Classical and Post-Classical
Prometheus Bound by Aeschylus
Prometheus Unbound by Percy Shelley
Frankenstein; or, The Modern Prometheus by Mary Shelley
Frankenstein Unbound by Brian Aldiss
That sequence forms a neat tetralogy. Aldiss knew what he was doing with that title.
Biblical and Post-Biblical
Genesis
Paradise Lost by John Milton
Frankenstein; or, The Modern Prometheus by Mary Shelley
Perelandra by CS Lewis
A Case Of Conscience and Black Easter/The Day After Judgment by James Blish
Genesis by Poul Anderson
In the second sequence, the theme is creation:
God creates Adam and Eve;
Frankenstein creates the monster;
Maleldil creates a new Adam and Eve on Venus;
Satan possibly creates the Lithians and becomes God;
an Artificial Intelligence re-creates extinct humanity on the future Earth.
Milton retells the theocentric Biblical narrative.
Mary Shelley, quoting Paradise Lost on her title page, initiates the anthropocentric sf tradition which is rejected by Lewis who reaffirms the Biblical-Miltonic tradition.
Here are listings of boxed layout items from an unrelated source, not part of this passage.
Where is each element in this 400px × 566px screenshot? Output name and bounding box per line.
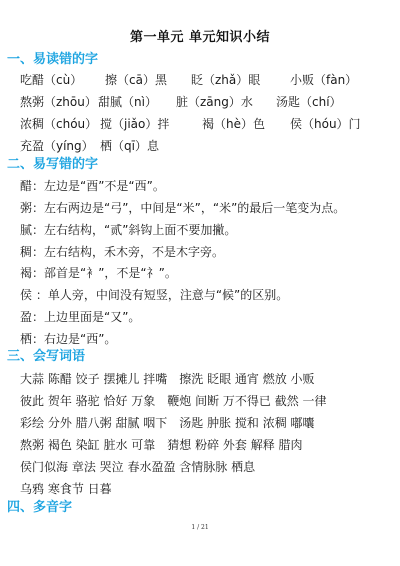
pinyin-item: 褐（hè）色 <box>202 115 265 132</box>
pinyin-item: 汤匙（chí） <box>276 93 342 110</box>
pinyin-item: 浓稠（chóu） <box>20 115 97 132</box>
pinyin-item: 吃醋（cù） <box>20 71 82 88</box>
pinyin-item: 熬粥（zhōu） <box>20 93 97 110</box>
rule-line: 侯 ：单人旁，中间没有短竖，注意与“候”的区别。 <box>20 286 288 303</box>
pinyin-item: 小贩（fàn） <box>290 71 357 88</box>
section-heading-1: 一、易读错的字 <box>7 48 98 67</box>
pinyin-item: 搅（jiǎo）拌 <box>100 115 169 132</box>
word-row: 乌鸦 寒食节 日暮 <box>20 480 112 497</box>
rule-line: 盈：上边里面是“又”。 <box>20 308 140 325</box>
word-row: 彼此 贺年 骆驼 恰好 万象 鞭炮 间断 万不得已 截然 一律 <box>20 392 327 409</box>
pinyin-item: 眨（zhǎ）眼 <box>191 71 260 88</box>
page-title: 第一单元 单元知识小结 <box>0 26 400 45</box>
rule-line: 稠：左右结构，禾木旁，不是木字旁。 <box>20 243 224 260</box>
page-number: 1 / 21 <box>0 524 400 531</box>
rule-line: 褐：部首是“衤”，不是“礻”。 <box>20 264 177 281</box>
word-row: 大蒜 陈醋 饺子 摆摊儿 拌嘴 擦洗 眨眼 通宵 燃放 小贩 <box>20 370 315 387</box>
pinyin-item: 栖（qī）息 <box>100 137 159 154</box>
rule-line: 醋：左边是“酉”不是“西”。 <box>20 177 165 194</box>
rule-line: 粥：左右两边是“弓”，中间是“米”，“米”的最后一笔变为点。 <box>20 199 345 216</box>
pinyin-item: 侯（hóu）门 <box>290 115 361 132</box>
word-row: 熬粥 褐色 染缸 脏水 可靠 猜想 粉碎 外套 解释 腊肉 <box>20 436 303 453</box>
pinyin-item: 充盈（yíng） <box>20 137 94 154</box>
pinyin-item: 擦（cā）黑 <box>105 71 167 88</box>
pinyin-item: 甜腻（nì） <box>98 93 157 110</box>
word-row: 彩绘 分外 腊八粥 甜腻 咽下 汤匙 肿胀 搅和 浓稠 嘟囔 <box>20 414 315 431</box>
section-heading-3: 三、会写词语 <box>7 345 85 364</box>
section-heading-2: 二、易写错的字 <box>7 153 98 172</box>
word-row: 侯门似海 章法 哭泣 春水盈盈 含情脉脉 栖息 <box>20 458 255 475</box>
pinyin-item: 脏（zāng）水 <box>176 93 253 110</box>
section-heading-4: 四、多音字 <box>7 496 72 515</box>
rule-line: 腻：左右结构，“贰”斜钩上面不要加撇。 <box>20 221 236 238</box>
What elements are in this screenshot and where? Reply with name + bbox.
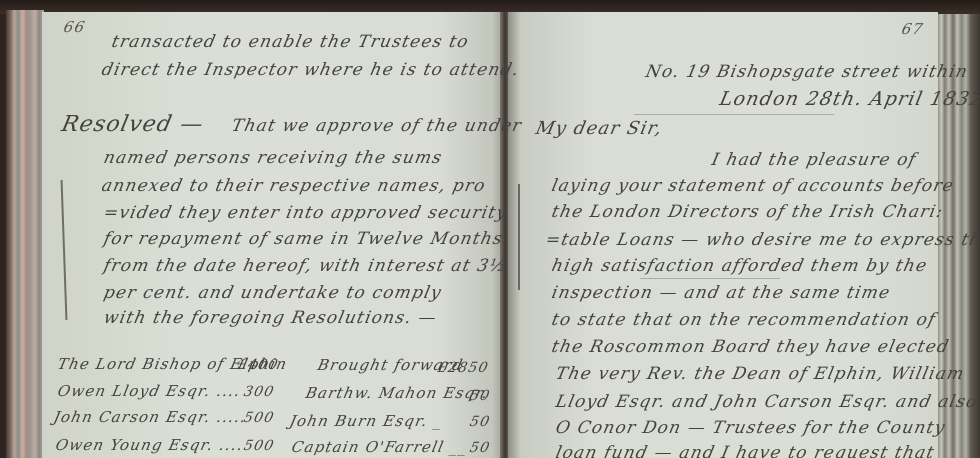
text-line: the London Directors of the Irish Chari: [550,202,945,222]
text-line: =vided they enter into approved security [102,203,509,223]
text-line: loan fund — and I have to request that [554,443,937,458]
right-page-number: 67 [900,20,925,38]
ledger-name: Barthw. Mahon Esqr. [304,384,490,402]
text-line: high satisfaction afforded them by the [550,256,930,276]
resolved-label: Resolved — [59,112,206,137]
text-line: to state that on the recommendation of [550,310,938,330]
address-line: No. 19 Bishopsgate street within [644,62,970,82]
text-line: per cent. and undertake to comply [102,283,444,303]
ledger-name: John Burn Esqr. _ [288,412,444,430]
text-line: =table Loans — who desire me to express … [544,230,980,250]
text-line: direct the Inspector where he is to atte… [100,60,522,80]
left-page-number: 66 [62,18,87,36]
salutation: My dear Sir, [534,118,665,139]
dateline: London 28th. April 1832. [718,88,980,110]
ledger-name: Owen Young Esqr. .... [54,436,245,454]
text-line: O Conor Don — Trustees for the County [554,418,948,438]
ledger-name: John Carson Esqr. ..... [52,408,248,426]
ledger-name: Captain O'Farrell __ [290,438,469,456]
text-line: the Roscommon Board they have elected [550,337,951,357]
dateline-underline [634,114,834,115]
ledger-amount: 500 [242,438,276,454]
text-line: laying your statement of accounts before [550,176,956,196]
ledger-amount: 50 [468,440,492,456]
text-line: I had the pleasure of [710,150,919,170]
text-line: inspection — and at the same time [550,283,893,303]
ledger-amount: 500 [242,410,276,426]
ledger-name: Owen Lloyd Esqr. .... [56,382,242,400]
text-line: transacted to enable the Trustees to [110,32,471,52]
text-line: with the foregoing Resolutions. — [102,308,439,328]
text-line: named persons receiving the sums [102,148,445,168]
resolved-text: That we approve of the under [230,116,524,136]
ledger-amount: £400 [236,357,280,373]
text-line: Lloyd Esqr. and John Carson Esqr. and al… [554,392,980,412]
text-line: from the date hereof, with interest at 3… [102,256,509,276]
margin-bracket [518,184,520,290]
text-line: The very Rev. the Dean of Elphin, Willia… [554,364,967,384]
ledger-amount: 50 [468,388,492,404]
text-line: annexed to their respective names, pro [100,176,488,196]
ledger-amount: 50 [468,414,492,430]
text-underline [640,278,780,279]
text-line: for repayment of same in Twelve Months [102,229,505,249]
left-page-edges [6,10,44,458]
ledger-amount: £2850 [436,360,490,376]
ledger-amount: 300 [242,384,276,400]
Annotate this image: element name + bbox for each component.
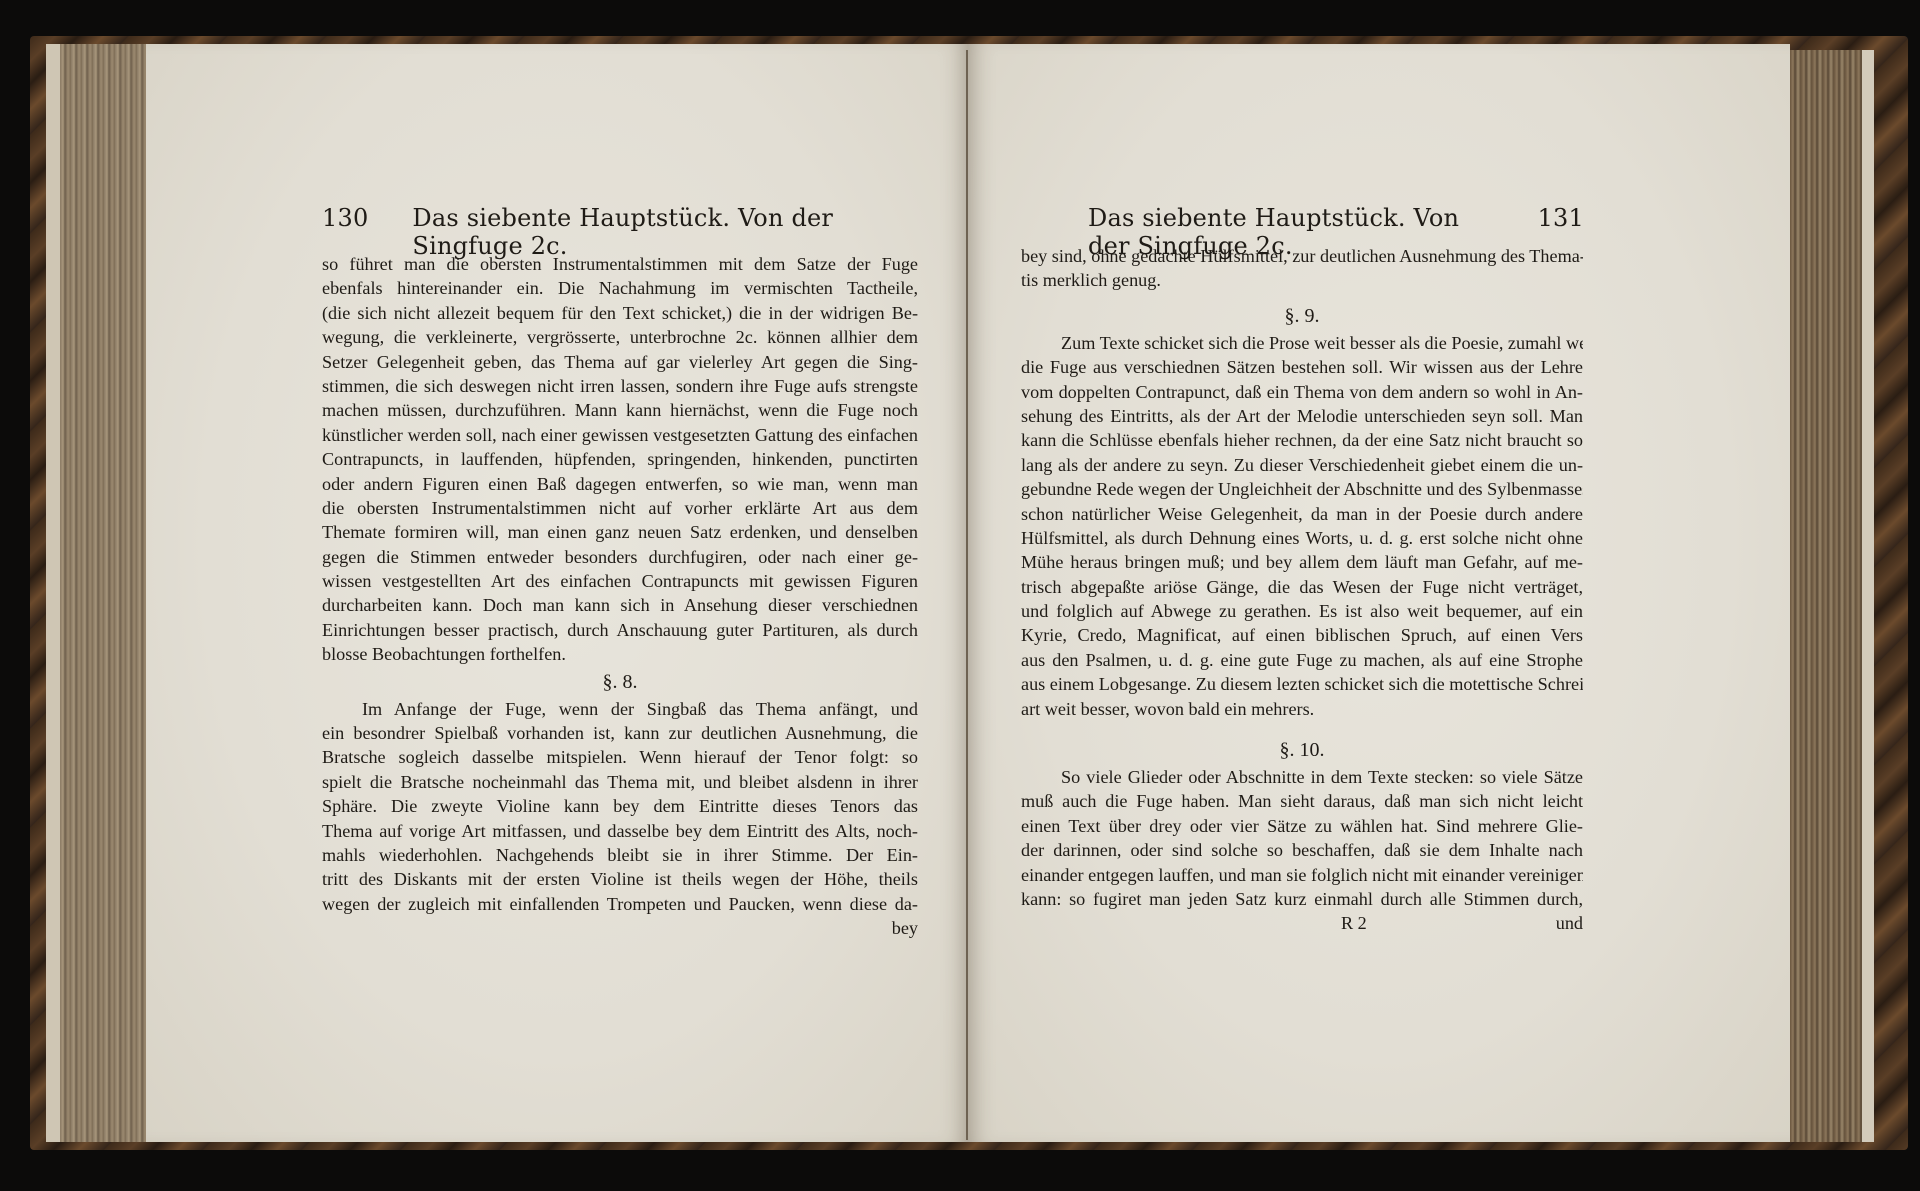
left-page: 130 Das siebente Hauptstück. Von der Sin… xyxy=(146,44,968,1142)
text-line: Einrichtungen besser practisch, durch An… xyxy=(322,618,918,642)
text-line: Sphäre. Die zweyte Violine kann bey dem … xyxy=(322,794,918,818)
text-line: lang als der andere zu seyn. Zu dieser V… xyxy=(1021,453,1583,477)
text-line: Bratsche sogleich dasselbe mitspielen. W… xyxy=(322,745,918,769)
right-body-text: bey sind, ohne gedachte Hülfsmittel, zur… xyxy=(1021,244,1583,937)
text-line: gebundne Rede wegen der Ungleichheit der… xyxy=(1021,477,1583,501)
text-line: gegen die Stimmen entweder besonders dur… xyxy=(322,545,918,569)
text-line: tritt des Diskants mit der ersten Violin… xyxy=(322,867,918,891)
text-line: Thema auf vorige Art mitfassen, und dass… xyxy=(322,819,918,843)
text-line: schon natürlicher Weise Gelegenheit, da … xyxy=(1021,502,1583,526)
text-line: wissen vestgestellten Art des einfachen … xyxy=(322,569,918,593)
text-line: Kyrie, Credo, Magnificat, auf einen bibl… xyxy=(1021,623,1583,647)
text-line: und folglich auf Abwege zu gerathen. Es … xyxy=(1021,599,1583,623)
text-line: die obersten Instrumentalstimmen nicht a… xyxy=(322,496,918,520)
text-line: ebenfals hintereinander ein. Die Nachahm… xyxy=(322,276,918,300)
section-heading-10: §. 10. xyxy=(1021,735,1583,765)
right-running-head: Das siebente Hauptstück. Von der Singfug… xyxy=(1088,204,1584,238)
text-line: künstlicher werden soll, nach einer gewi… xyxy=(322,423,918,447)
text-line: einen Text über drey oder vier Sätze zu … xyxy=(1021,814,1583,838)
section-heading-8: §. 8. xyxy=(322,667,918,697)
text-line: stimmen, die sich deswegen nicht irren l… xyxy=(322,374,918,398)
text-line: kann: so fugiret man jeden Satz kurz ein… xyxy=(1021,887,1583,911)
text-line: Hülfsmittel, als durch Dehnung eines Wor… xyxy=(1021,526,1583,550)
text-line: so führet man die obersten Instrumentals… xyxy=(322,252,918,276)
text-line: Setzer Gelegenheit geben, das Thema auf … xyxy=(322,350,918,374)
text-line: bey sind, ohne gedachte Hülfsmittel, zur… xyxy=(1021,244,1583,268)
text-line: blosse Beobachtungen forthelfen. xyxy=(322,642,918,666)
text-line: die Fuge aus verschiednen Sätzen bestehe… xyxy=(1021,355,1583,379)
text-line: einander entgegen lauffen, und man sie f… xyxy=(1021,863,1583,887)
right-page-number: 131 xyxy=(1538,204,1584,232)
text-line: tis merklich genug. xyxy=(1021,268,1583,292)
text-line: aus einem Lobgesange. Zu diesem lezten s… xyxy=(1021,672,1583,696)
text-line: So viele Glieder oder Abschnitte in dem … xyxy=(1021,765,1583,789)
text-line: vom doppelten Contrapunct, daß ein Thema… xyxy=(1021,380,1583,404)
text-line: Contrapuncts, in lauffenden, hüpfenden, … xyxy=(322,447,918,471)
text-line: spielt die Bratsche nocheinmahl das Them… xyxy=(322,770,918,794)
text-line: Im Anfange der Fuge, wenn der Singbaß da… xyxy=(322,697,918,721)
left-fore-edge xyxy=(46,44,160,1142)
text-line: mahls wiederhohlen. Nachgehends bleibt s… xyxy=(322,843,918,867)
text-line: art weit besser, wovon bald ein mehrers. xyxy=(1021,697,1583,721)
catchword: und xyxy=(1556,911,1583,937)
page-footer: R 2 und xyxy=(1021,911,1583,937)
text-line: der darinnen, oder sind solche so bescha… xyxy=(1021,838,1583,862)
left-running-head: 130 Das siebente Hauptstück. Von der Sin… xyxy=(322,204,862,238)
text-line: oder andern Figuren einen Baß dagegen en… xyxy=(322,472,918,496)
text-line: aus den Psalmen, u. d. g. eine gute Fuge… xyxy=(1021,648,1583,672)
text-line: (die sich nicht allezeit bequem für den … xyxy=(322,301,918,325)
text-line: wegung, die verkleinerte, vergrösserte, … xyxy=(322,325,918,349)
text-line: wegen der zugleich mit einfallenden Trom… xyxy=(322,892,918,916)
text-line: Mühe heraus bringen muß; und bey allem d… xyxy=(1021,550,1583,574)
text-line: durcharbeiten kann. Doch man kann sich i… xyxy=(322,593,918,617)
text-line: machen müssen, durchzuführen. Mann kann … xyxy=(322,398,918,422)
text-line: Zum Texte schicket sich die Prose weit b… xyxy=(1021,331,1583,355)
left-body-text: so führet man die obersten Instrumentals… xyxy=(322,252,918,941)
signature-mark: R 2 xyxy=(1341,911,1367,937)
right-page: Das siebente Hauptstück. Von der Singfug… xyxy=(968,44,1790,1142)
text-line: Themate formiren will, man einen ganz ne… xyxy=(322,520,918,544)
section-heading-9: §. 9. xyxy=(1021,301,1583,331)
right-fore-edge xyxy=(1790,50,1874,1142)
open-book: 130 Das siebente Hauptstück. Von der Sin… xyxy=(0,0,1920,1191)
text-line: kann die Schlüsse ebenfals hieher rechne… xyxy=(1021,428,1583,452)
text-line: muß auch die Fuge haben. Man sieht darau… xyxy=(1021,789,1583,813)
text-line: sehung des Eintritts, als der Art der Me… xyxy=(1021,404,1583,428)
text-line: ein besondrer Spielbaß vorhanden ist, ka… xyxy=(322,721,918,745)
catchword: bey xyxy=(322,916,918,940)
text-line: trisch abgepaßte ariöse Gänge, die das W… xyxy=(1021,575,1583,599)
left-page-number: 130 xyxy=(322,204,368,232)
However, the sf tradition continues:
Blish responds to Lewis;
Anderson is arguably a culmination of this tradition.
The question is: was, or would it be, right to (re)create humanity?
3 comments:
Kaor, Paul!
I'm surprised you did not include Dante's DIVINE COMEDY and Larry Niven and Jerry Pournelle's INFERNO and ESCAPE FROM HELL in the Biblical and Post Biblical section of your list.
And I certainly would say it was right of God to create the human race. Including any other intelligent races existing in the cosmos.
Sean
Sean,
I was trying to focus on narratives that involved creation.
Paul.
Kaor, Paul!
Oops! My bad for not understanding your point!